Pediatric cardiology is defined by longitudinal relationships. A patient diagnosed with a congenital heart defect—whether prenatally by fetal echocardiography or in infancy by a neonatal cardiologist—may require structured cardiac surveillance, imaging, and intervention for their entire life. Managing the administrative infrastructure for that longitudinal care across a panel of hundreds of active CHD patients is one of the defining operational challenges of pediatric cardiac programs.
The American Heart Association's 2025 Heart Disease and Stroke Statistics report estimates that approximately 1.4 million adults in the United States are living with congenital heart disease—a population that continues to grow as pediatric cardiac surgical outcomes improve. Pediatric cardiology practices are simultaneously managing pediatric patients, young adults aging out of their program, and pregnant mothers carrying fetuses with suspected cardiac anomalies. That breadth generates a diverse and demanding administrative workload.
Congenital Heart Disease Follow-Up Scheduling
CHD surveillance intervals are protocol-driven and diagnosis-specific. A patient with repaired Tetralogy of Fallot requires annual echocardiographic surveillance and periodic cardiac MRI assessments of pulmonary valve function. A patient with a bicuspid aortic valve requires aortic dimension surveillance at intervals determined by current dimension and rate of progression. A Fontan patient requires multi-system surveillance at specialized adult congenital heart disease (ACHD) centers.
A VA managing a CHD follow-up calendar can maintain diagnosis-specific surveillance schedules, track overdue appointments by protocol rather than just by last-visit date, coordinate multi-modality scheduling (echo, cardiac MRI, cardiac CT) for comprehensive surveillance visits, and generate provider alerts when protocol intervals are approaching or overdue. ACC/AHA ACHD guidelines identify consistent surveillance adherence as a key quality benchmark.
Fetal Echocardiography Coordination
Fetal echocardiography referrals come from maternal-fetal medicine (MFM) specialists, obstetricians, and primary care providers when fetal cardiac anomalies are suspected on obstetric ultrasound or when maternal risk factors—such as diabetes, lupus, or prior CHD in a sibling—elevate fetal cardiac risk. Coordinating these time-sensitive referrals requires rapid scheduling (most programs target fetal echo within 3–5 business days of referral) and communication back to the referring MFM or OB provider.
A VA handling fetal echo coordination can manage the referral intake queue, schedule appointments within target windows, communicate study results to referring providers, and coordinate with the neonatal team when fetal findings indicate delivery planning interventions are required.
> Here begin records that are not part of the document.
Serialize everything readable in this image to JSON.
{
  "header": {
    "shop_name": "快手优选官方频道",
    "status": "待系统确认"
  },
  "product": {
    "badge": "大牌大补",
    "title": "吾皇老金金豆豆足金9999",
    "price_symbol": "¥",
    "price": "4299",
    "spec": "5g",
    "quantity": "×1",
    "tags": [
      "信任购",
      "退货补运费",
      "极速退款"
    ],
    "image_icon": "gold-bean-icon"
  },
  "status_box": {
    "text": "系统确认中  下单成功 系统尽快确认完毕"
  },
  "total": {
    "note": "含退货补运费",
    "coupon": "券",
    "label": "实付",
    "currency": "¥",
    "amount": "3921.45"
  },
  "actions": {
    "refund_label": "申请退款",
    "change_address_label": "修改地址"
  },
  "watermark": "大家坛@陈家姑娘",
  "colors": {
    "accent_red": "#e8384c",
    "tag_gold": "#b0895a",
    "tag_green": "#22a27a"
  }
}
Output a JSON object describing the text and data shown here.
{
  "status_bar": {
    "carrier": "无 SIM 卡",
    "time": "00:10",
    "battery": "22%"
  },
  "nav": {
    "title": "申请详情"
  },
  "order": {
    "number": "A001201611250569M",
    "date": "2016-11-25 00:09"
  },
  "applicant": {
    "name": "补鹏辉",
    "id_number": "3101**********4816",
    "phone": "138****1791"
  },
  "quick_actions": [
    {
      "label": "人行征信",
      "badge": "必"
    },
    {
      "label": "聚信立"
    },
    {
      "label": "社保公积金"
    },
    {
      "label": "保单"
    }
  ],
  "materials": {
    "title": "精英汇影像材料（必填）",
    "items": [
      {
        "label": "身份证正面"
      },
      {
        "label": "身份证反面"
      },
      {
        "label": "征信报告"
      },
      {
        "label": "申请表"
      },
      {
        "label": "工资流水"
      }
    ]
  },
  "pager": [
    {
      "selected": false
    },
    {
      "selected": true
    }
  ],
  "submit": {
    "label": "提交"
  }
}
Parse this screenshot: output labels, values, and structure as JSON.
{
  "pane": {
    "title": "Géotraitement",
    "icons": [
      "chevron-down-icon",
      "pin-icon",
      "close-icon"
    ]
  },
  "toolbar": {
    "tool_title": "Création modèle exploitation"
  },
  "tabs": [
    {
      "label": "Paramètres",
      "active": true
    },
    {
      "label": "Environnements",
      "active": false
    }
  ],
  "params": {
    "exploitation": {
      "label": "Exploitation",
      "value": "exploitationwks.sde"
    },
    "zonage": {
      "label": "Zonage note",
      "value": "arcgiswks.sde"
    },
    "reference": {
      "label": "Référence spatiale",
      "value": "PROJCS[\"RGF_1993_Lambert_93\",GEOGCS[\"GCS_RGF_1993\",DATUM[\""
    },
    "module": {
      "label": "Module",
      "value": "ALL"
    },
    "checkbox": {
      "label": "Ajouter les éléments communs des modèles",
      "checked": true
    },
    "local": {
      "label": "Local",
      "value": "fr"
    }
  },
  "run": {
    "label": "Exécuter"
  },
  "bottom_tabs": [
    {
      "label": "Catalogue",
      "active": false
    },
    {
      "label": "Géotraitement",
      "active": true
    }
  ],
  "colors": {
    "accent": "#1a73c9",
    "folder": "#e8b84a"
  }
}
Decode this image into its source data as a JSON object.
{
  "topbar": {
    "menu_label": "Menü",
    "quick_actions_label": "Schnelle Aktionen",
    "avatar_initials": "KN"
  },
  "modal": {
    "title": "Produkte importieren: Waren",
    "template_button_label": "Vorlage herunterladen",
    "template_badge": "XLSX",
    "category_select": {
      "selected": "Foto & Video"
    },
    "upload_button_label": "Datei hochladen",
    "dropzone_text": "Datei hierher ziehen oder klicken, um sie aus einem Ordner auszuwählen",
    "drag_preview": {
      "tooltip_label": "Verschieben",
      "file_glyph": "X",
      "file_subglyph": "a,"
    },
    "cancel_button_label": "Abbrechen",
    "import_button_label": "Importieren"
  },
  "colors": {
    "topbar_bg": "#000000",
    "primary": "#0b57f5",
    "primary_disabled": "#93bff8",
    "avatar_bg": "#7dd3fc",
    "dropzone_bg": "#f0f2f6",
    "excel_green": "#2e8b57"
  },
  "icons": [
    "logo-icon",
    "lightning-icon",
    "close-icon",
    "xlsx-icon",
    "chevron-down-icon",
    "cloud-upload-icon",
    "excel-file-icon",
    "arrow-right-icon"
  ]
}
Cardiac MRI and CT Scheduling for Pediatric CHD
Cardiac MRI (CMR) is essential for surveillance of operated CHD—particularly for assessing right ventricular function and pulmonary valve regurgitation in post-repair Tetralogy of Fallot, and for aortic dimension tracking in Marfan syndrome and bicuspid aortic valve disease. Pediatric CMR scheduling often involves anesthesia or sedation coordination for younger patients and MRI-conditional device clearance for patients with pacemakers or ICD leads.
A VA managing cardiac MRI scheduling can coordinate sedation availability, confirm MRI safety questionnaire completion, communicate preparation instructions, and ensure the cardiologist-requested imaging protocol is communicated to the CMR technologist before the appointment. Reducing protocol errors at the time of scan prevents expensive rescans and delays in surveillance results.
Transition-to-Adult-Care Documentation
ACC/AHA ACHD guidelines recommend structured transition from pediatric to adult congenital cardiology care beginning at age 14–16, with a completed transition documentation package—including surgical history, catheterization records, device history, and a longitudinal problem summary—available to the receiving ACHD provider by the time the patient transfers at age 18–21.
A VA can manage the transition documentation workflow: compiling surgical and catheterization records, drafting transition summaries for physician review, identifying ACHD programs for referral, coordinating introduction appointments, and tracking transition completion rates across the practice's young adult panel. ACC ACHD accreditation standards include transition documentation quality as a program metric.
Supporting Programs That Follow Patients for Life
Pediatric cardiology programs that manage CHD patients from diagnosis to transition to adult care face an administrative infrastructure challenge that grows proportionally with their patient panel. Every new fetal echo referral, every CHD surveillance interval, and every transition-age patient represents a sustained administrative commitment.
For pediatric cardiology programs looking to scale their CHD administrative infrastructure, Stealth Agents provides virtual assistants with pediatric cardiac workflow experience who can manage longitudinal scheduling and documentation demands.
Sources
- American Heart Association. 2025 Heart Disease and Stroke Statistics. Circulation, 2025.
- ACC/AHA. 2018 AHA/ACC Guideline for the Management of Adults with Congenital Heart Disease. Journal of the American College of Cardiology, 2018.
- American Heart Association. Fetal Echocardiography: Recommendations for Practice. Circulation, 2024.
- ACC. ACHD Accreditation Program Standards. ACC.org, 2025.